If one at least had to occur for us to be here but you think neither did, do you think you are not here? Perhaps you mean either one or something else had to be true for us to be here. The universe might be itself everlasting, simply pulsating to give an impression of expansion from a remote beginning. Anyway, the point is that invoking the supernatural is merely admitting that we cannot find or cannot be bothered to find a natural answer. God answers nothing and offers no ways of knowing what is the right way forward. If people believe a dead man had left his tomb in the middle of the night, we would today seek a natural answer. Why then must we accept a supernatural one from 2000 years ago?
“You sound like a sociologist.” LOL! Nothing could be farther from the truth :)

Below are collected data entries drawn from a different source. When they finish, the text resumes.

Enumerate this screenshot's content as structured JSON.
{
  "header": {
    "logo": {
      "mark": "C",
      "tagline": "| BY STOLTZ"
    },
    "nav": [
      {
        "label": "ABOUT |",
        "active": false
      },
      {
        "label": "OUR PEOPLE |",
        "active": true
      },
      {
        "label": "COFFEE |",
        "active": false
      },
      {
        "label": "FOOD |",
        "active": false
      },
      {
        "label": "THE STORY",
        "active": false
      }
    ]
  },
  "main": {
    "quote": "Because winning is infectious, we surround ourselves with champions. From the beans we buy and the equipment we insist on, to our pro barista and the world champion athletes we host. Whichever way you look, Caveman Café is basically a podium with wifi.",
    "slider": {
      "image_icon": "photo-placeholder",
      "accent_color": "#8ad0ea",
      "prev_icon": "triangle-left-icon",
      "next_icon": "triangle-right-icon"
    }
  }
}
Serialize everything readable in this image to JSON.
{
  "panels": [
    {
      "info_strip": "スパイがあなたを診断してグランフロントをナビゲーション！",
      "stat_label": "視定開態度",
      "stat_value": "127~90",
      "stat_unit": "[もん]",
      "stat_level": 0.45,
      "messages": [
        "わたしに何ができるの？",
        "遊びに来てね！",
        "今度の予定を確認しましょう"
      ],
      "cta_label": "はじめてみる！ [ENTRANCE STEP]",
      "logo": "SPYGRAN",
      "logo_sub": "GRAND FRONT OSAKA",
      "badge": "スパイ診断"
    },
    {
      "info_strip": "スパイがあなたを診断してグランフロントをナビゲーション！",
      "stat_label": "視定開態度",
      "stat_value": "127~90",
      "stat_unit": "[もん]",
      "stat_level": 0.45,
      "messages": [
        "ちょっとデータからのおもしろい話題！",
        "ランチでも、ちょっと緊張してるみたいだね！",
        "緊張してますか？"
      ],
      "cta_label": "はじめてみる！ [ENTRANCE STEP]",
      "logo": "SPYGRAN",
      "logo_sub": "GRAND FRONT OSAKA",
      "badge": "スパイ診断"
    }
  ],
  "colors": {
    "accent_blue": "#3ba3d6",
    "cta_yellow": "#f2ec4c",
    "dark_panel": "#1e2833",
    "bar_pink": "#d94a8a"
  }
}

Perhaps so, but I did not say you were a sociologist. You just sound like one because you are not willing to reach a conclusion. We have to sit on the fence to be polite to Christians. No fear. They have never been polite until recently. They even used to be disgustingly rude to each other in the theological debates of the Middle Ages, and ultimately the majority got its own way by incinerating its opponents. For me, no such religion could possibly be the work of a good god.